Sixteen colleges across England face “significant disruption” in the new year, after members of the University and College Union voted overwhelmingly in favour of industrial action in an ongoing dispute over pay.

Staff at 10 colleges whose ballots closed today will join the six colleges that took action in November in a second wave of strikes at a yet-to-be decided date.

However, they won’t be joined by members at a further 16 colleges who were balloted, as turnout did not meet the minimum 50 per cent threshold.

Matt Waddup, the UCU’s head of policy, said the outcome was a “testament to the strength of feeling” members had “about their treatment”.

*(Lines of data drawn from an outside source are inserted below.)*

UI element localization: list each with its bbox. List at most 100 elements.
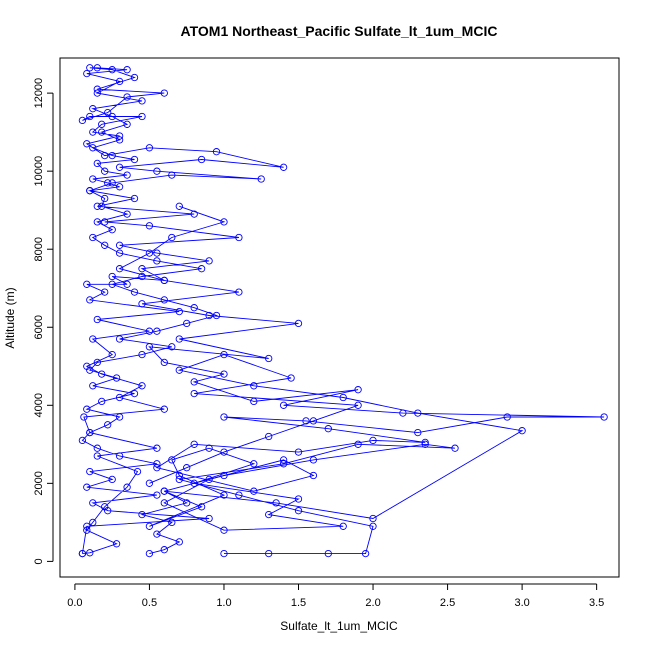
x-tick-label: 1.5 (291, 597, 306, 609)
data-point (197, 155, 206, 164)
series-layer (78, 64, 608, 558)
data-point (98, 120, 106, 128)
data-point (93, 159, 101, 168)
data-point (123, 66, 131, 74)
data-point (123, 171, 131, 179)
data-point (89, 382, 97, 390)
data-point (130, 73, 139, 82)
data-point (175, 202, 183, 210)
data-point (160, 405, 168, 413)
data-point (153, 460, 161, 468)
data-point (104, 179, 112, 187)
data-point (339, 393, 347, 402)
data-point (600, 413, 608, 421)
data-point (294, 448, 303, 456)
data-point (89, 105, 97, 113)
data-point (197, 503, 206, 511)
data-point (220, 471, 228, 480)
data-point (175, 471, 183, 480)
data-point (354, 386, 362, 394)
data-point (205, 257, 213, 265)
series-line (81, 67, 284, 555)
data-point (115, 77, 124, 86)
data-point (414, 428, 422, 437)
data-point (101, 167, 109, 175)
data-point (265, 354, 273, 363)
data-point (294, 319, 303, 328)
data-point (160, 296, 168, 304)
data-point (130, 155, 139, 164)
y-tick-label: 2000 (33, 471, 45, 495)
data-point (279, 163, 288, 171)
series-line (118, 205, 605, 555)
data-point (123, 93, 131, 101)
data-point (130, 288, 139, 296)
data-point (86, 112, 94, 121)
data-point (175, 475, 183, 484)
data-point (138, 300, 146, 308)
data-point (86, 428, 94, 437)
y-tick-label: 10000 (33, 156, 45, 187)
data-point (190, 210, 198, 218)
data-point (175, 307, 183, 316)
data-point (115, 413, 124, 421)
data-point (354, 440, 362, 448)
data-point (115, 136, 124, 144)
data-point (190, 389, 198, 398)
data-point (369, 522, 377, 530)
data-point (265, 549, 273, 558)
data-point (279, 460, 288, 468)
data-point (138, 272, 146, 281)
data-point (98, 370, 106, 378)
x-tick-label: 2.0 (365, 597, 380, 609)
data-point (115, 183, 124, 191)
data-point (108, 226, 116, 234)
data-point (101, 288, 109, 296)
data-point (98, 397, 106, 406)
x-tick-label: 3.0 (514, 597, 529, 609)
data-point (309, 417, 318, 425)
data-point (302, 417, 310, 425)
data-point (168, 171, 176, 179)
data-point (168, 233, 176, 242)
data-point (205, 514, 213, 523)
data-point (83, 522, 91, 530)
y-axis: 0 2000 4000 6000 8000 10000 12000 (33, 78, 54, 564)
data-point (93, 358, 101, 367)
series-line (149, 354, 524, 555)
data-point (86, 296, 94, 304)
data-point (324, 549, 332, 558)
data-point (451, 444, 459, 452)
data-point (250, 460, 258, 468)
data-point (205, 475, 213, 484)
data-point (190, 479, 198, 487)
data-point (309, 456, 318, 464)
data-point (220, 350, 228, 359)
data-point (108, 350, 116, 359)
data-point (324, 425, 332, 433)
data-point (220, 549, 228, 558)
data-point (265, 432, 273, 441)
data-point (98, 128, 106, 136)
data-point (115, 452, 124, 460)
data-point (104, 108, 112, 117)
data-point (89, 128, 97, 136)
data-point (89, 175, 97, 183)
data-point (153, 167, 161, 175)
data-point (250, 382, 258, 390)
data-point (145, 549, 154, 558)
data-point (190, 440, 198, 448)
data-point (183, 464, 191, 472)
data-point (145, 249, 154, 257)
data-point (86, 366, 94, 374)
x-axis: 0.0 0.5 1.0 1.5 2.0 2.5 3.0 3.5 (67, 583, 604, 609)
data-point (93, 202, 101, 210)
data-point (83, 405, 91, 413)
data-point (101, 194, 109, 203)
data-point (175, 335, 183, 343)
data-point (108, 66, 116, 74)
data-point (220, 491, 228, 499)
data-point (138, 382, 146, 390)
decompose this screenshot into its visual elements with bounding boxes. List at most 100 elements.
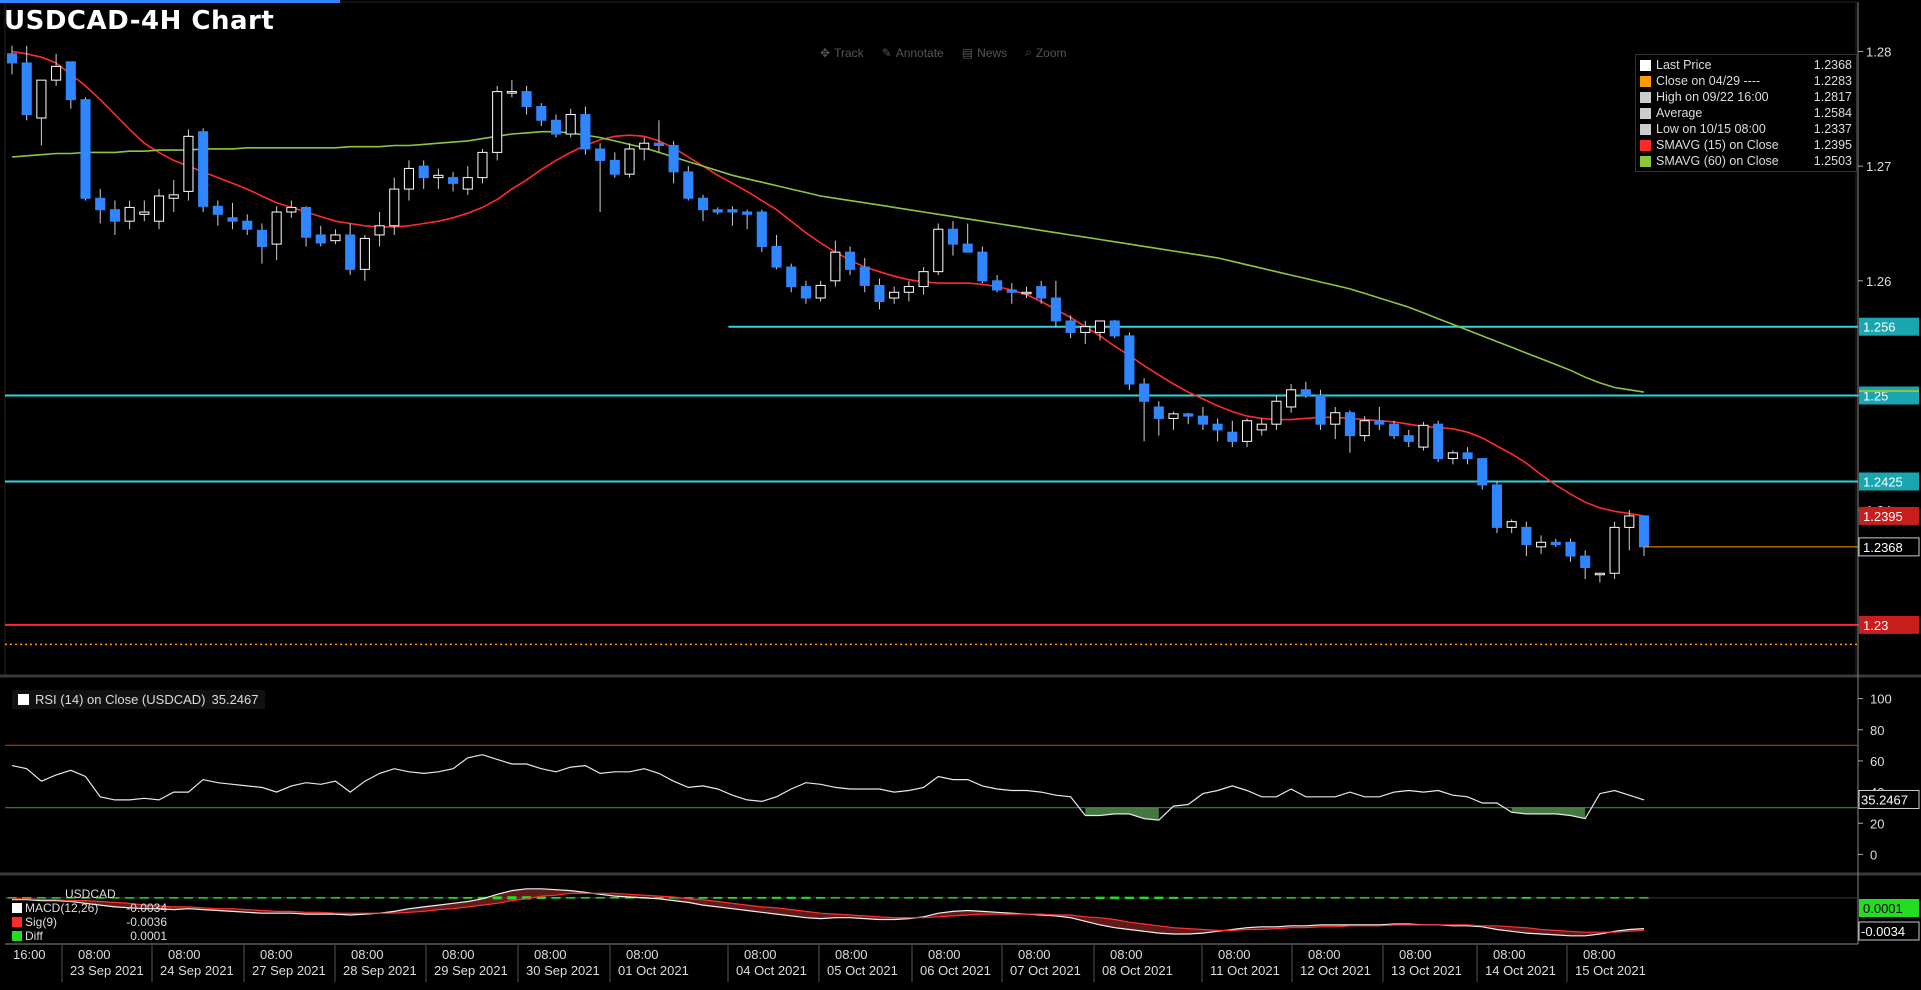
x-time-label: 08:00 <box>534 947 567 962</box>
macd-diff-bar <box>1360 897 1370 899</box>
macd-legend-row: MACD(12,26) -0.0034 <box>12 901 167 915</box>
zoom-tool[interactable]: ⌕ Zoom <box>1025 45 1066 60</box>
macd-diff-bar <box>1257 897 1267 899</box>
candle <box>1050 297 1061 322</box>
candle <box>374 225 385 236</box>
legend-swatch <box>1640 91 1651 103</box>
legend-swatch <box>1640 123 1651 135</box>
macd-diff-bar <box>1595 897 1605 899</box>
legend-value: 1.2283 <box>1813 74 1852 88</box>
macd-diff-bar <box>51 897 61 899</box>
candle <box>242 220 253 230</box>
macd-diff-bar <box>22 897 32 899</box>
macd-diff-bar <box>1315 897 1326 899</box>
candle <box>95 197 106 211</box>
candle <box>1153 406 1164 419</box>
macd-diff-bar <box>242 897 252 899</box>
track-tool[interactable]: ✥ Track <box>820 45 864 60</box>
macd-legend-value: -0.0036 <box>126 915 167 929</box>
rsi-tick-label: 80 <box>1870 723 1884 738</box>
x-time-label: 08:00 <box>260 947 293 962</box>
macd-diff-bar <box>816 896 826 899</box>
candle <box>492 91 503 153</box>
macd-legend-swatch <box>12 903 22 913</box>
candle <box>580 114 591 150</box>
macd-diff-bar <box>1492 897 1502 899</box>
macd-legend-label: Diff <box>25 929 43 943</box>
macd-diff-bar <box>610 897 620 899</box>
sma-line <box>11 50 1645 517</box>
sma-line <box>11 130 1645 393</box>
macd-diff-bar <box>286 897 296 899</box>
price-tick-label: 1.28 <box>1866 44 1891 59</box>
legend-swatch <box>1640 107 1651 119</box>
candle <box>536 106 547 121</box>
macd-diff-bar <box>830 897 840 899</box>
candle <box>1594 572 1605 576</box>
x-date-label: 27 Sep 2021 <box>252 963 326 978</box>
candle <box>477 151 488 179</box>
macd-diff-bar <box>727 896 737 899</box>
candle <box>1536 541 1547 548</box>
legend-swatch <box>1640 59 1651 71</box>
candle <box>1021 291 1032 295</box>
candle <box>1433 423 1444 460</box>
candle <box>1344 412 1356 437</box>
candle <box>1315 395 1326 425</box>
hline-tag-label: 1.25 <box>1863 389 1888 404</box>
candle <box>124 206 135 222</box>
macd-diff-bar <box>389 897 399 899</box>
candle <box>697 197 709 211</box>
legend-value: 1.2817 <box>1813 90 1852 104</box>
candle <box>1388 423 1400 437</box>
annotate-tool[interactable]: ✎ Annotate <box>881 45 944 60</box>
macd-diff-bar <box>1551 897 1561 899</box>
macd-diff-bar <box>1580 897 1590 899</box>
rsi-tick-label: 60 <box>1870 754 1884 769</box>
candle <box>227 217 238 222</box>
rsi-legend: RSI (14) on Close (USDCAD) 35.2467 <box>12 690 265 709</box>
x-time-label: 08:00 <box>1308 947 1341 962</box>
macd-diff-bar <box>1271 897 1281 899</box>
macd-diff-bar <box>669 897 679 899</box>
legend-row: Close on 04/29 ---- 1.2283 <box>1640 73 1852 89</box>
macd-diff-bar <box>889 897 899 899</box>
last-price-tag <box>1858 537 1920 557</box>
macd-legend: USDCAD MACD(12,26) -0.0034 Sig(9) -0.0036 Di… <box>12 887 167 943</box>
macd-diff-bar <box>1183 896 1193 899</box>
candle <box>962 243 973 253</box>
candle <box>1109 320 1120 337</box>
candle <box>36 79 47 119</box>
candle <box>183 135 194 192</box>
candle <box>212 205 223 215</box>
x-time-label: 08:00 <box>1018 947 1051 962</box>
candle <box>815 284 826 299</box>
candle <box>1241 420 1253 442</box>
macd-diff-bar <box>80 897 91 899</box>
macd-diff-bar <box>1463 897 1473 899</box>
candle <box>1330 412 1341 425</box>
candle <box>198 131 209 207</box>
macd-diff-bar <box>1095 896 1105 900</box>
rsi-legend-value: 35.2467 <box>211 692 259 707</box>
candle <box>977 251 988 282</box>
macd-value-tag-label: -0.0034 <box>1861 924 1905 939</box>
candle <box>521 91 532 108</box>
candle <box>1491 484 1503 528</box>
candle <box>433 174 444 179</box>
macd-diff-bar <box>771 896 782 899</box>
legend-label: Average <box>1656 106 1703 120</box>
news-tool[interactable]: ▤ News <box>961 45 1008 60</box>
macd-diff-bar <box>1639 897 1649 899</box>
macd-diff-bar <box>7 897 17 899</box>
macd-diff-bar <box>860 897 870 899</box>
candle <box>418 165 429 179</box>
macd-diff-bar <box>551 896 561 899</box>
candle <box>1271 400 1282 425</box>
candle <box>1565 541 1576 557</box>
candle <box>153 195 165 222</box>
x-time-label: 08:00 <box>1493 947 1526 962</box>
x-date-label: 28 Sep 2021 <box>343 963 417 978</box>
hline-tag-label: 1.2425 <box>1863 475 1903 490</box>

“Sixteen colleges will face significant disruption in the new year unless they agree to do more to address the pay and conditions of their staff,” he said.

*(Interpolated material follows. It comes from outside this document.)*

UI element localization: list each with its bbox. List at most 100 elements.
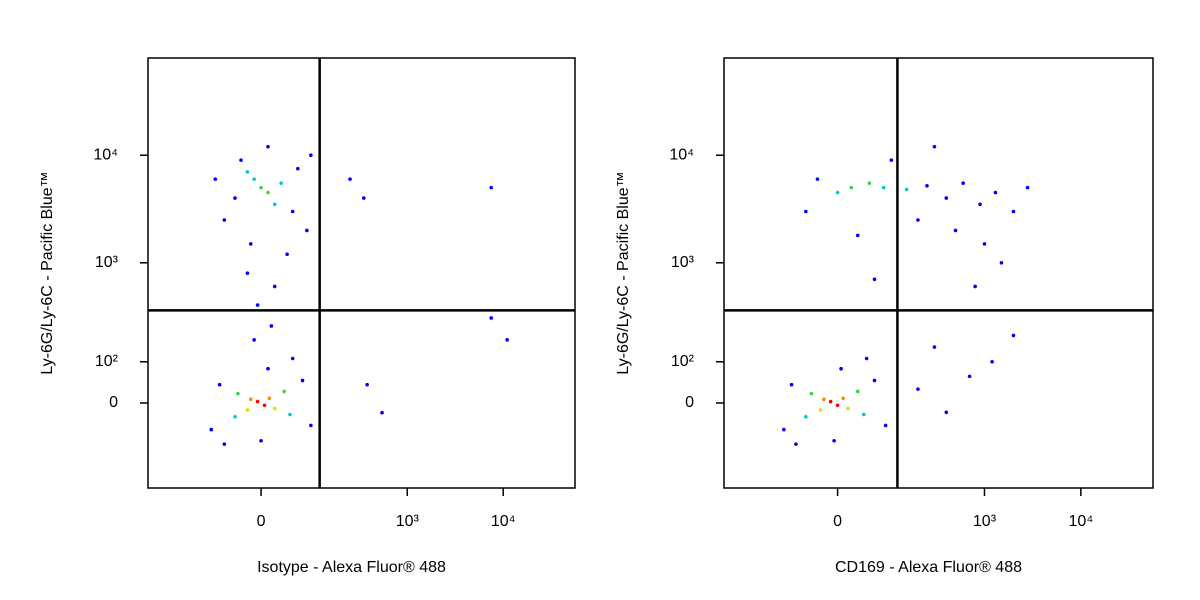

“Government cuts are hurting the further education sector, but too many colleges use them as an excuse to do little or nothing,” he said.

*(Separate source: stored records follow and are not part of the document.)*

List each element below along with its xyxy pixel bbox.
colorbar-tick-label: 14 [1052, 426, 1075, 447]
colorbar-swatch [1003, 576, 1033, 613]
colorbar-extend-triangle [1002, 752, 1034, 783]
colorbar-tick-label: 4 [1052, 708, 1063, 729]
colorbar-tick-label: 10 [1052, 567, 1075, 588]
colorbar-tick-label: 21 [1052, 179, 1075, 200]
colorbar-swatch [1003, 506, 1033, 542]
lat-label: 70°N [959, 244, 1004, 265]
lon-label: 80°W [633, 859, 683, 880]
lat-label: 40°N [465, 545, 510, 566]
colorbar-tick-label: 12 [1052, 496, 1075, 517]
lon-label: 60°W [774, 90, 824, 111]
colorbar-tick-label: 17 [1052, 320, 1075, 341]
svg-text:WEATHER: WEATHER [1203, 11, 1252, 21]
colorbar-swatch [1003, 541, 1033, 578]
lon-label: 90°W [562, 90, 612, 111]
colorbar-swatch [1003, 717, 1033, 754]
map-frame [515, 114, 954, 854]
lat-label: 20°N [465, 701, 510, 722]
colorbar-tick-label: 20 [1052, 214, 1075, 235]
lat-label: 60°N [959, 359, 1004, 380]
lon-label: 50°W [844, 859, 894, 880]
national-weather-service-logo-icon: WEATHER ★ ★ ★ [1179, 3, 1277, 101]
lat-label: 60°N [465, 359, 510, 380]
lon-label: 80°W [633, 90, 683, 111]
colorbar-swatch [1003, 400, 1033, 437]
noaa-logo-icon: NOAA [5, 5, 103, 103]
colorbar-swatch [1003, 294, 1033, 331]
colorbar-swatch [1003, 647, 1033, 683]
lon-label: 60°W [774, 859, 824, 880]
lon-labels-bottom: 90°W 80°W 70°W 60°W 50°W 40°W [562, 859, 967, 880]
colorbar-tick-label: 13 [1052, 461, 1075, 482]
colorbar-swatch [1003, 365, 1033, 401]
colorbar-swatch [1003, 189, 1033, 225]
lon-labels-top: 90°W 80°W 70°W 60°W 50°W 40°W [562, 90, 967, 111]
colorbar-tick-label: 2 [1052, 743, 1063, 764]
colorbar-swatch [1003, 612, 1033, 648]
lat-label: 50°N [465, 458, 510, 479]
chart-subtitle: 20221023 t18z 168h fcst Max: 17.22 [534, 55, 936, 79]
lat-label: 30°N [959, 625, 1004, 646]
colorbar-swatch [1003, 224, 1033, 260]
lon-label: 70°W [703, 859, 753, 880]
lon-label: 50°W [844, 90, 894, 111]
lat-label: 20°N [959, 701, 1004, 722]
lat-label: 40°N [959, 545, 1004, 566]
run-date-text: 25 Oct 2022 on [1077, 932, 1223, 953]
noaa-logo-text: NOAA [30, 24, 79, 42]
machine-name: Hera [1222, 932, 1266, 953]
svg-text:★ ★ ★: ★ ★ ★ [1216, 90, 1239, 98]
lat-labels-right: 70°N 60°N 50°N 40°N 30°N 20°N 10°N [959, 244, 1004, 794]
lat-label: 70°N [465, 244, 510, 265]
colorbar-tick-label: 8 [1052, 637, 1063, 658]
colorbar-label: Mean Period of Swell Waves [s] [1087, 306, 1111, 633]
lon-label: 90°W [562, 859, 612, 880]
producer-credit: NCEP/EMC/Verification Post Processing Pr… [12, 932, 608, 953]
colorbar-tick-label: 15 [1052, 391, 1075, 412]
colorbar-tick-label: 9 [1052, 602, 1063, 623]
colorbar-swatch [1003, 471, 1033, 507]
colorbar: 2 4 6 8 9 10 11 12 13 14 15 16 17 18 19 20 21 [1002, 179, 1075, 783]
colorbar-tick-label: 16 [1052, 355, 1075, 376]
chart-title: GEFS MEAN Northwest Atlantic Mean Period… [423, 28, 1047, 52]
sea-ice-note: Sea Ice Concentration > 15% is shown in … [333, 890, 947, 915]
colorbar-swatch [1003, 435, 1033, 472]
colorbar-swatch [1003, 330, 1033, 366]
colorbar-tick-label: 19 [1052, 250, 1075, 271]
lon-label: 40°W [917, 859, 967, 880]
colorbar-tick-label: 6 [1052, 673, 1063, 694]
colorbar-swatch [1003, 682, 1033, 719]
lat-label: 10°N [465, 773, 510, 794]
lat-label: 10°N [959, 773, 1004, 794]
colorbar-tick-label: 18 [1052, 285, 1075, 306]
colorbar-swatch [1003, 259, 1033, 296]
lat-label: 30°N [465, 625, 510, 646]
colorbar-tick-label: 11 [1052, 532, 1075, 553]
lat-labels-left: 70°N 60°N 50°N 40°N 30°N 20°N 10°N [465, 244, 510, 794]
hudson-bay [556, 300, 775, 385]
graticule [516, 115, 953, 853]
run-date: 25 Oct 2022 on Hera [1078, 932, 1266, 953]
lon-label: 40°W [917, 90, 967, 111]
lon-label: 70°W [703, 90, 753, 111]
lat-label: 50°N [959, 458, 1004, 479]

He hit out at the “anti-trade union laws” preventing all the colleges balloted from taking action which he said “curtail people’s democratic right to strike in a manner that is not used in any other part of society”.

A total of 89 per cent of union members who voted at the 26 colleges were in favour of industrial action.

Ten colleges met the tough 50 per cent threshold required for them to take action.

These are Abingdon and Witney College, Bridgwater and Taunton College, City of Wolverhampton College, Coventry College, East Sussex College, Harlow College, Hugh Baird College, Kendal College, Leicester College and West Thames College.

They join Bath College, Bradford College, Croydon College, Lambeth College, New College Swindon and Petroc, which all took action in November.

Staff at a further 16 colleges were in favour of a walkout but because the turnout – which ranged from 33 per cent to 49.2 per cent – was too low, they will be unable to act on the results. 

College staff are unhappy about proposals put forward by the Association of Colleges, which represents college leadership, over pay for 2018/19.

They were left bitterly disappointed in July when the AoC said it was unable to recommend a salary increase of five per cent, and was instead only able to propose a “substantial pay package” over two years dependent on government funding.

Earlier this month the AoC put forward an offer of one per cent, which the union described as a “wholly inadequate response” to the pay crisis in FE.

Capital City College Group agreed a “landmark” pay rise for its staff of up to five per cent last month – even though this would turn a projected break-even budget into a £2.3 million deficit.